The history of art has sustained few women artists but those who did surface to float in view alongside the more demonstrative males were exceptional and also in their own way, wild. Artemesia Genteleschi, for instance, took the case of her sexual abuse at the hands of her painting teacher who was also her father's assistant, a man his age - to court. Her subjects were a herald of female emancipation, such as Judith chopping off the head of Holofrenes - a brave symbolic act. There were the colorful, exceptional women who lived with the men of the West Bank in Paris and were a vital part of the mileu; Sonia Delauney who married Robert Delauney and Suzanne Valadon, Maurice Utrillo's mother who in 1894 was the first woman painter admitted to the Société Nationale des Beaux-Arts. A perfectionist, Valadon worked on some of her oil paintings for up to thirteen years, before showing them. There were women working as artists, once the research was done to find them, and Judy Chicago's Dinner Party with her memorial plates to female artists brought a lot of those names to the fore.
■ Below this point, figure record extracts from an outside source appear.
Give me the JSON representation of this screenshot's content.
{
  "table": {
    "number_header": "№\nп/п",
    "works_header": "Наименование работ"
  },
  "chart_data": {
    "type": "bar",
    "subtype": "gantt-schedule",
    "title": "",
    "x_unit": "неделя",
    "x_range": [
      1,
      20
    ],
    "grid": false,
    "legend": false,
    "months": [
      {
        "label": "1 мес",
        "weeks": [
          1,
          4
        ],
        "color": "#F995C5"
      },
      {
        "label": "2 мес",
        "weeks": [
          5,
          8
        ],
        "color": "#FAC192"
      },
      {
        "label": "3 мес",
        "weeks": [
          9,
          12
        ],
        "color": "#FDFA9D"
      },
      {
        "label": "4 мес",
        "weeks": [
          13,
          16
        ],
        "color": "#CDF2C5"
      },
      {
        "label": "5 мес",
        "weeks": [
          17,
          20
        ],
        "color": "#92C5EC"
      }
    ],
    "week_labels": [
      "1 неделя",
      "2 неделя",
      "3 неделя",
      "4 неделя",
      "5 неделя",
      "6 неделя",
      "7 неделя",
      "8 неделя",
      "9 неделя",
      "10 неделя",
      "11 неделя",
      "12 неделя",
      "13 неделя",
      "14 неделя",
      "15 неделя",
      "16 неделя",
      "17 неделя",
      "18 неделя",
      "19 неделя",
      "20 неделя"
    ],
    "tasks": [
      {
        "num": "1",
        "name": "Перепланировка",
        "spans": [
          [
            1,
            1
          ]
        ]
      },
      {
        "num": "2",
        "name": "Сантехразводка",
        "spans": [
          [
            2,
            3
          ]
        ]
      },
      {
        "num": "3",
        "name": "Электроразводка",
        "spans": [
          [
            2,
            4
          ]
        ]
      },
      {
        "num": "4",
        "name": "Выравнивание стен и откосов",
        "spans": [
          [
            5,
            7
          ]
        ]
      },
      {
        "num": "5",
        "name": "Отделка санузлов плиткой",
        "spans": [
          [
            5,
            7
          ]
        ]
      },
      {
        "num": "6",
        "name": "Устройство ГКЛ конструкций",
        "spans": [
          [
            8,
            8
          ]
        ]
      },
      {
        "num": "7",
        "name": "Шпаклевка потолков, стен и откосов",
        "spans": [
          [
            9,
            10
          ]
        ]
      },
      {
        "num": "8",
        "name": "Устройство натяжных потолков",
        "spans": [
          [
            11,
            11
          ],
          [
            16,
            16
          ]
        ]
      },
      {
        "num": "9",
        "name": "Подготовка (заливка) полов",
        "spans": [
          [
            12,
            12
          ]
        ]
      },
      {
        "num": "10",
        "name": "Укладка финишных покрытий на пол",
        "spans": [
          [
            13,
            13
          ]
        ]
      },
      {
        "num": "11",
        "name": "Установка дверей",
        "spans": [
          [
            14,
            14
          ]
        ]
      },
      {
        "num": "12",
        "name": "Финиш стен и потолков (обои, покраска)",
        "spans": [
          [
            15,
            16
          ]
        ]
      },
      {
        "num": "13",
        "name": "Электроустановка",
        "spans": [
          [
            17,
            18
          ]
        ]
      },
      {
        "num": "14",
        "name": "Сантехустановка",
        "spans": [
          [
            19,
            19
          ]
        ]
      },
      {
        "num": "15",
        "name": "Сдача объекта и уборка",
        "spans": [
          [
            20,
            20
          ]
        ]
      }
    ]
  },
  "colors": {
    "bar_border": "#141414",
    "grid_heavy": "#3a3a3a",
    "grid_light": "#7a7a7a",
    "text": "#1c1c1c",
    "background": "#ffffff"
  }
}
Carolee Schneemann speaks of the unspeakable side of women, the un-demure. Interior Scroll performed in 1975 related a conversation between herself and “a happy man, a structuralist filmmaker”. The text was a documentation of irreconcilable inequality between the sexes. She read the narrative from a folded paper that she had inserted into her vagina, drawing it out, inch by inch, her body in an unflattering half crouched position. In the text, she brings to his attention the work that she, herself, had done as a filmmaker. He counters her offering of her credentials by refering to her as a charming woman, “We think of you as a dancer,” is his assessment of her filmmaking efforts. Schneemann's take on the story was brilliant. She drew forth, from her mysterious complex womanhood, the story of an unflinching refusal to see the woman as artist. “He said that we could be friends equally but that we are not artists equally”, she read. Then she read her reply, “We cannot be friends equally and we cannot be artists equally”. The final words that she read (his) “We think of you as a dancer”, spoken as she drew forth the last of the long interior scroll; made it's point.

Meat Joy with the near naked men and women activating contact improvisations using sausages, paint, fish and raw chickens brings out this same irresitible inclination to tell an intuitive truth. Foucault relates to the idea of daimon, that part of mankind that reveals the chaos within and it is by knowing this daimon that we are able to shed the borrowed manners that come with our social conditioning and truly get to know what we consist of. This is a dangerous idea for it involves an awareness of the boundaries of acceptability and that becomes a personal delineation that might not fall within the realms deemed 'normal'. It is the principal of the avant garde, an advanced group that goes to the outfields of the discipline. Schneemann's work hovers around the outfield, lingers on the borders. It is truly unorthodox and experimental.

Schneemann approached the borders between the human and the animal. She accepted the ardent kisses of her cat over the course of eight years. She filmed the daily kisses of this persistent event producing a time factored photographic grid in which the agency of the pet cat becomes an erotic delirium.

In Terminal Velocity (2001), she structured enlarged photographic sequences of people falling from the twin towers, plunging to their death. Pushing the boundaries, once again, but this time sexuality is not the issue. But the question “What is decent?” is still there. Schneemann has put herself out there. She has not done anything vicariously. She has been there herself, making the plunge with the air singing around her and a “break on through to the other side” awaiting. She has been a brave artist.